Thoughts: on one hand, Google displaying information directly is great from an information retrieval perspective. It gets critical information (“how to vote”) to people who might not otherwise click on a link. On the other, in many cases this can take away traffic from websites that rely on advertising and further cement Google’s pseudo-monopoly on search.

From the article:

Users expectations of digital services are rising all the time, and we need to ensure GOV.UK keeps pace. As Jen Allum wrote earlier this year in her vision for GOV.UK, one of the ways we plan to do this is by meeting users where they are, meeting user needs at the point of need.

For simple factual queries, like finding the next bank holiday, we want users to be able to get trusted information quickly and easily. Increasingly, the simplest way to do this is to type out a quick search or ask a voice assistant.

Given this, if more information sources like GOV.UK start using these open markup standards, perhaps breaking the Google monopoly is just a matter of developing a better way to get the information to users. Whether it’s voice assistants, contextual information, integration with other devices, or something else entirely remains to be seen … but this is exciting.

Good times create weak men

Author: Nikita Prokopov

How I found this: from /r/programming

Summary: in short, basic things are failing. We (software engineers) are developing abstractions so quickly that it’s impossible to manage the rapidly-growing complexity. The author presents a series of examples from the flagship Music app in the just-released MacOS Catalina that demonstrate how basic functionality (rendering the top left corner of the window, highlighting list items on selection, clicking something and having it show up) is inexplicably broken.

The author points out that this isn’t a small, resource-constrained company; this isn’t some obscure project; this isn’t a weird edge case bug. It’s glaring UI issues on the flagship Music app on the newest version of MacOS. There is every reason in the world that Apple should get this right, because it’s so simple–yet here we are. (The same applies to other companies, and they show examples from Amazon and Twitter.)

Thoughts: yup, this hits hard. Abstractions getting out of control fast is real, and it’s one of the reasons why I wanted to write this website myself before jumping to Hugo. There are so many attempts to hide accumulated complexity from the next crop (not “generation,” because this is happening at an annual cycle at the slowest) of developers. It is challenging to manage this.

But with that said–no one pays software engineers to write perfect software. Blaming developers for these leaning towers of abstractions misses the root cause; it’s not like they chose to make everything more complex for the hell of it. More and more, software is aiming for a state of “good enough,” and this is an important departure from other fields of engineering, where things are “just working” and no better.
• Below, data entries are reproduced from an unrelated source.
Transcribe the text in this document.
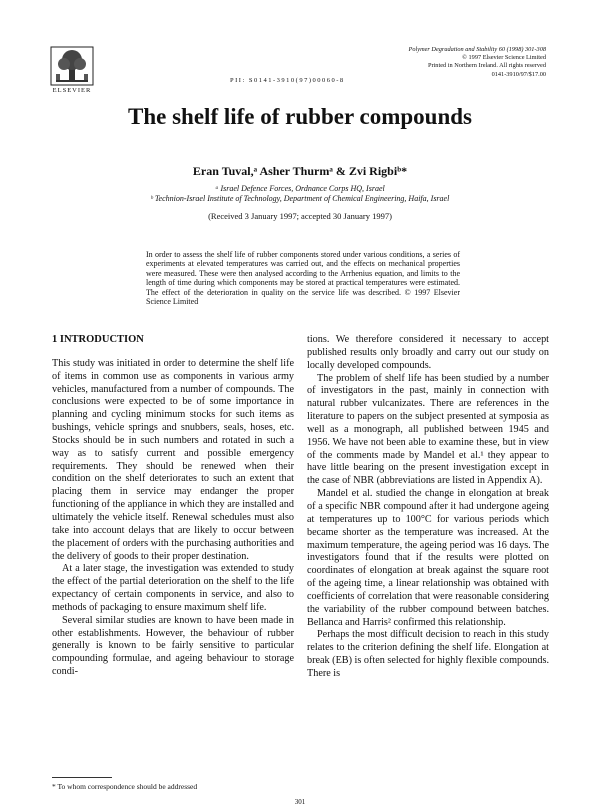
ELSEVIER
PII: S0141-3910(97)00060-8
Polymer Degradation and Stability 60 (1998) 301-308
© 1997 Elsevier Science Limited
Printed in Northern Ireland. All rights reserved
0141-3910/97/$17.00
The shelf life of rubber compounds
Eran Tuval,ᵃ Asher Thurmᵃ & Zvi Rigbiᵇ*
ᵃ Israel Defence Forces, Ordnance Corps HQ, Israel
ᵇ Technion-Israel Institute of Technology, Department of Chemical Engineering, Haifa, Israel
(Received 3 January 1997; accepted 30 January 1997)
In order to assess the shelf life of rubber components stored under various conditions, a series of experiments at elevated temperatures was carried out, and the effects on mechanical properties were measured. These were then analysed according to the Arrhenius equation, and limits to the length of time during which components may be stored at practical temperatures were estimated. The effect of the deterioration in quality on the service life was described. © 1997 Elsevier Science Limited
1 INTRODUCTION

This study was initiated in order to determine the shelf life of items in common use as components in various army vehicles, manufactured from a number of compounds. The conclusions were expected to be of some importance in planning and cycling minimum stocks for such items as bushings, vehicle springs and snubbers, seals, hoses, etc. Stocks should be in such numbers and rotated in such a way as to satisfy current and possible emergency requirements. They should be renewed when their condition on the shelf deteriorates to such an extent that placing them in service may endanger the proper functioning of the appliance in which they are installed and ultimately the vehicle itself. Renewal schedules must also take into account delays that are likely to occur between the placement of orders with the purchasing authorities and the delivery of goods to their proper destination.

At a later stage, the investigation was extended to study the effect of the partial deterioration on the shelf to the life expectancy of certain components in service, and also to methods of packaging to ensure maximum shelf life.

Several similar studies are known to have been made in other establishments. However, the behaviour of rubber generally is known to be fairly sensitive to particular compounding formulae, and ageing behaviour to storage condi-

tions. We therefore considered it necessary to accept published results only broadly and carry out our study on locally developed compounds.

The problem of shelf life has been studied by a number of investigators in the past, mainly in connection with natural rubber vulcanizates. There are references in the literature to papers on the subject presented at symposia as well as a monograph, all published between 1945 and 1956. We have not been able to examine these, but in view of the comments made by Mandel et al.¹ they appear to have little bearing on the present investigation except in the case of NBR (abbreviations are listed in Appendix A).

Mandel et al. studied the change in elongation at break of a specific NBR compound after it had undergone ageing at temperatures up to 100°C for various periods which became shorter as the temperature was increased. At the maximum temperature, the ageing period was 16 days. The investigators found that if the results were plotted on coordinates of elongation at break against the square root of the ageing time, a linear relationship was obtained with coefficients of correlation that were reasonable considering the variability of the rubber compound between batches. Bellanca and Harris² confirmed this relationship.

Perhaps the most difficult decision to reach in this study relates to the criterion defining the shelf life. Elongation at break (EB) is often selected for highly flexible compounds. There is

* To whom correspondence should be addressed
301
And that’s not to mention how user-hostile some software is becoming. Take Reddit as an example: the “old Reddit” was text and links, and the default representation was minimal and compressed. New Reddit expands everything into cards to take up more space, posts take an order of magnitude longer to load, and a host of other anti-user decisions make for a website that’s actively unpleasant to use. Here, Reddit’s version of a perfect experience is very different from a user’s.

How tracking pixels work by Julia Evans is a great, accessible summary of the current state of tracking pixels. The internet is becoming a privacy wasteland, and it doesn’t sit right with me that my company is contributing to this by trying to measure everything.

Beware SAFe (the Scaled Agile Framework for Enterprise), an Unholy Incantation of Darkness is a hilariously accurate take on a monstrosity called the Scaled Agile Framework for Enterprise. It’s a way to “scale up” Agile to large companies, and it’s very, very bad. I first heard about this in an unrelated training as the end-game for Agile at many companies, and this article does a great job explaining why.